In order to truly practice ahimsa I learned, you first had to practice non-violence towards one's self, and that meant paying respect to your body. You have to practice non-violence towards yourself in both your exercise, eating and other habits first, in order to extend ahimsa out to other beings. If you practice violence on yourself, you cause others to suffer.

That made sense to me.

I have a cousin now in the hospital because of anorexia. She's in her 40's and had been suffering from eating disorders since her teen years. Additionally, she's a chain smoker, has a drinking problem and at one time abused prescription drugs. My cousin has, without a doubt, been very violent to herself for practically her entire adult life.
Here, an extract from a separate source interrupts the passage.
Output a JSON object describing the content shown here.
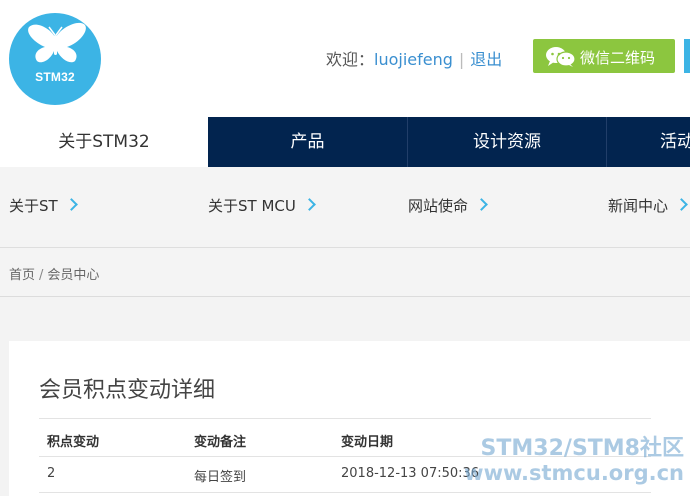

Since she's been in the hospital, the doctors discovered a large tumor on my cousin's lung. They also have had to give her several blood transfusions because of an inordinately high white blood count. The outlook is bleak.

But what impact can my cousin's violence to herself have on others you ask? How does it impact me, particularly, since I don't really like this cousin and have had very little to do with her?

This cousin is my mother's sister's daughter. Needless to say, my cousin's condition is causing my Aunt a tremendous amount of suffering (not to mention all the suffering her various addictions and eating disorders have already caused my Aunt through the years).
My Aunt's suffering translates to my mother, who, of course, can't stand to see her sister suffer. I feel my mother's pain over her sister's situation (as well as my Aunt's who I also happen to love very dearly).
My cousin is also a mother of two young children, so there's a very good chance she may be leaving them mother-less.

So, you see, when we do violence to ourselves, like my cousin has, we cause pain and suffering in others. My cousin's violence to herself has radiated outward so that it effects my Aunt, my mother, me, her siblings and her children.

Now my cousin's situation is rather extreme. I'll admit that the repeated violence she has engaged in towards herself was somewhat out of the course of normalcy.

However, I do think that anyone who allows themself to get overweight to the point that they risk serious health conditions is not practicing ahimsa. I think that eating overly processed, unnatural foods and not getting any exercise is not practicing ahimsa as well.

We have to take care of ourselves, not just for us, but for those who love us as well. When we eat food that our not good for us, we are, in fact, doing violence towards ourselves, and that violence we do to ourselves will eventually radiate outward to cause suffering to those who love us.
However, if we eat right, watch our portions and exercise, our chances of staying healthy increase, increasing the happiness of those we love.
And, that is ahimsa.


1 comment:

  1. BRAVO! Well Said! Yoga training...sounds great!